You’ll want to learn all of this at some point anyway. If you find a lesson isn’t clicking, you can always skip it and go back.
The first chapter, “Chapter 0” is a full-blown introduction to more than just C++. There’s a lesson for using the tutorials, a lesson titled “introduction to programming languages,” a lesson on development, a lesson about common C++ problems, and more.
YouTuber Derek Banas
Derek Banas is a YouTuber who has a single tutorial video on C++ Programming. The idea is that he’ll cover everything you need to know about C++ in a single, one-hour, and ten-minute video.
The convenience and expediency of “one video for everything” come at a cost: Banas doesn’t take any prisoners.
If you have no programming experience, this is not the video for you.
But, if you’ve had experience with C++ this video could be a great refresher–and you might even learn some new things on the way.
Complete beginners should stay away, those with some experience can give it a shot and see if they can keep up. He shows you the commands and quickly and simply explains why he’s doing what he’s doing, but there’s no coddling.
It’s less like Banas is holding your hand, and more like Banas is sounding his location by snapping his hands in a dark room. If you’re familiar with the room(or C++) it will be a lot easier for you to track his location (or keep up with the tutorial).
The C++ tutorials over at Tutorials Point seem pretty solid. The syntax is a little wonky in spots, but not in a way that makes the text-based tutorials hard to understand.
It’s a missing article here or there, or an inverted phrasing–the kinds of slipups that come with learning English as a second language, and getting pretty dang close to mastering it.
A neat feature involves the practice examples featured in the tutorials. There’s a “Try It” option in the majority of the C++ example boxes. When you click on that, it brings up an in-browser window with the complete C++ code from the example on top and the executed code on the bottom.

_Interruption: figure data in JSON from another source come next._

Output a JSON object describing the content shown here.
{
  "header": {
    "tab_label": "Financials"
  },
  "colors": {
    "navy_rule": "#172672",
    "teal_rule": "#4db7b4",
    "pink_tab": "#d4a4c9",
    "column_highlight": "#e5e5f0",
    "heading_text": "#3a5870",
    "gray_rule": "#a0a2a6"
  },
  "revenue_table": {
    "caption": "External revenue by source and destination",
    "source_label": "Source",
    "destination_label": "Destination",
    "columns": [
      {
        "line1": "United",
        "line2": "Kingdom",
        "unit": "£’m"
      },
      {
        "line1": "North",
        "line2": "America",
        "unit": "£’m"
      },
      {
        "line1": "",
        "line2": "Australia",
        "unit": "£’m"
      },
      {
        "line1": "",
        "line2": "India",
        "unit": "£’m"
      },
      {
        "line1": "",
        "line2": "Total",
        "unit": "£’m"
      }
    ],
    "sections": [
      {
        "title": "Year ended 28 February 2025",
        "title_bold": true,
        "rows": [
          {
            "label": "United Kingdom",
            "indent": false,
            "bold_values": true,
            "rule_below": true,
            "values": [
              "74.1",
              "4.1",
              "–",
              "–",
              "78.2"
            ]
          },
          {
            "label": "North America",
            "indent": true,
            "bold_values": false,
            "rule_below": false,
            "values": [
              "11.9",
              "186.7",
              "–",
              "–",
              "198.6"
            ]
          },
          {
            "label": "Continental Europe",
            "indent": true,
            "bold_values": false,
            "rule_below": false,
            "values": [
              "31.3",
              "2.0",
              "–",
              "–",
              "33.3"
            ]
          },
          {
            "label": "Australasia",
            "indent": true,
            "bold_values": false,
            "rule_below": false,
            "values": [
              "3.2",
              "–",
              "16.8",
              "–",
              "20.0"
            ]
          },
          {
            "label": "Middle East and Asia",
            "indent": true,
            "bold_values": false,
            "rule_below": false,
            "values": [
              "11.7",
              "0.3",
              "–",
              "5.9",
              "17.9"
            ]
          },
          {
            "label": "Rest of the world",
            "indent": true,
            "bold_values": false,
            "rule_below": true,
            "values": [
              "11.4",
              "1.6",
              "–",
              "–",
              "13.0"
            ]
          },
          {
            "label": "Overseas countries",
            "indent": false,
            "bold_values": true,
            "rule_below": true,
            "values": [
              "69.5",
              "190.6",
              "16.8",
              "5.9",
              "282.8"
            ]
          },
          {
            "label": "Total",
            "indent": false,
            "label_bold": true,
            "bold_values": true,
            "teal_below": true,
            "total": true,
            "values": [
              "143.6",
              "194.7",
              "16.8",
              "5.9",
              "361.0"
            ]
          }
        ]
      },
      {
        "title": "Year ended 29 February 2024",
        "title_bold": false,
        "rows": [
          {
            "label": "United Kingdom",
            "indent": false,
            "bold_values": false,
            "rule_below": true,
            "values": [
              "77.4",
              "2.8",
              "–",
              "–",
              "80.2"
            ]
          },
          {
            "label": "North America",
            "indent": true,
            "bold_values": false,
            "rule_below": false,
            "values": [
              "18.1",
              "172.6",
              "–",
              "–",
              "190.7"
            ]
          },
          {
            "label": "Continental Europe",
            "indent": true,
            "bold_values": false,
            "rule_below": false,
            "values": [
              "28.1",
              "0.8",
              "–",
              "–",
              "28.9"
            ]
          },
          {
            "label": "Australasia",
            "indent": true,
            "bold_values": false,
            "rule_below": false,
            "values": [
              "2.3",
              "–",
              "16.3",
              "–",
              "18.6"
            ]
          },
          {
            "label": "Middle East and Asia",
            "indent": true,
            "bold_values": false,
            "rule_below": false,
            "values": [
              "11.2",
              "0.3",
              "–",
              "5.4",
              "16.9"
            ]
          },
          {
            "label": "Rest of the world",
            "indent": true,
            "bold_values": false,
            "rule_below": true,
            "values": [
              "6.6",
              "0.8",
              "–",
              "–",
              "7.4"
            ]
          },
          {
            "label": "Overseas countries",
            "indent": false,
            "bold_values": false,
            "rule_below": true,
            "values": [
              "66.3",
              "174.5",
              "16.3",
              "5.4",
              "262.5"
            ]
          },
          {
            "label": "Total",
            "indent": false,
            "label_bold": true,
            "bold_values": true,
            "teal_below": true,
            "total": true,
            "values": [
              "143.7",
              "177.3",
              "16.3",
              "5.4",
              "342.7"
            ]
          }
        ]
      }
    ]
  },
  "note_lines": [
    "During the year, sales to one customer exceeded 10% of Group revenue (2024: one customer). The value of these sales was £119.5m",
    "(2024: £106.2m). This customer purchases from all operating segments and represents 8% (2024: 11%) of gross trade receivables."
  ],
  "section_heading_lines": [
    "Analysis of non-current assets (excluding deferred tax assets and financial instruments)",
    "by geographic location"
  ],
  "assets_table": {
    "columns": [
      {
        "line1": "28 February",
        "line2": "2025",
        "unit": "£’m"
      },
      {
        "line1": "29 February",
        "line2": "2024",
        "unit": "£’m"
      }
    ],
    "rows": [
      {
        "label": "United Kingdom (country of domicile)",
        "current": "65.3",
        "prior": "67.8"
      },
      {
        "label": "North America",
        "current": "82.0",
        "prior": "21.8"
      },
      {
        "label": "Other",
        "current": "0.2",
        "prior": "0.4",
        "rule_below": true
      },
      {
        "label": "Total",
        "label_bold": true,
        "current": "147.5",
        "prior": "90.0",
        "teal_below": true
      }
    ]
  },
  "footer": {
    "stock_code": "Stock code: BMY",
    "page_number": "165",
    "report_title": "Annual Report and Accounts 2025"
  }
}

You’re able to delete the code in the top box and input the code from the example yourself. Then you can hit “execute” and the window will run your code, showing you whether or not you input the code correctly. It’s convenient if you aren’t trying to save or compile all of your completed examples.
This website has tutorials for getting started with C and C++. If you’re brand new to C++, the author of the site recommends you buy his ebook, titled “Jumping into C++,” as he claims it’s a more complete tutorial guide than the free tutorial he provides online.
You might want to give the free tutorial a stab before you go dropping money on an ebook. Or go back and check out the LearnCPP tutorial at the beginning of this guide before tapping into the tutorial at Cprogramming.
Aside from covering different C++ topics, the site also has a “practice” section. You can solve practice problems and take quizzes to test your C++ programming knowledge.
The site’s author also built a “resources” section. This has links to the source code page, source code snippets page, C++ tips page, and even a “finding a job” page.
All in all, there’s a healthy dose of information available here, and there are some resources outside of the standard tutorials to help you hone your C++ skills. As you become more familiar with C++, give this site a look.
Udemy has a free C++ course titled “C++ Tutorial for Complete Beginners.” It’s a course that shows “how to program in the popular (and tricky!) C++ programming language, for complete beginners.”
Enrollment in this course is free. Despite the lack of a price tag, or maybe because of it, it received an average of 4.5 out of 5 stars (from 5,001 ratings). Over 75,800 students have enrolled in the history of this particular course.
The course assumes only basic computer knowledge. You do need to be computer literate, but you don’t need to have programming experience.
The course creator, John Purcell, calls C++ a tricky language, so he encourages you to bring both your patience and persistence.
By the end of the course, you’ll be able to develop C++ programs and even apply to C++ jobs with some potential for success. No guarantees, but this course certainly won’t hurt your chances.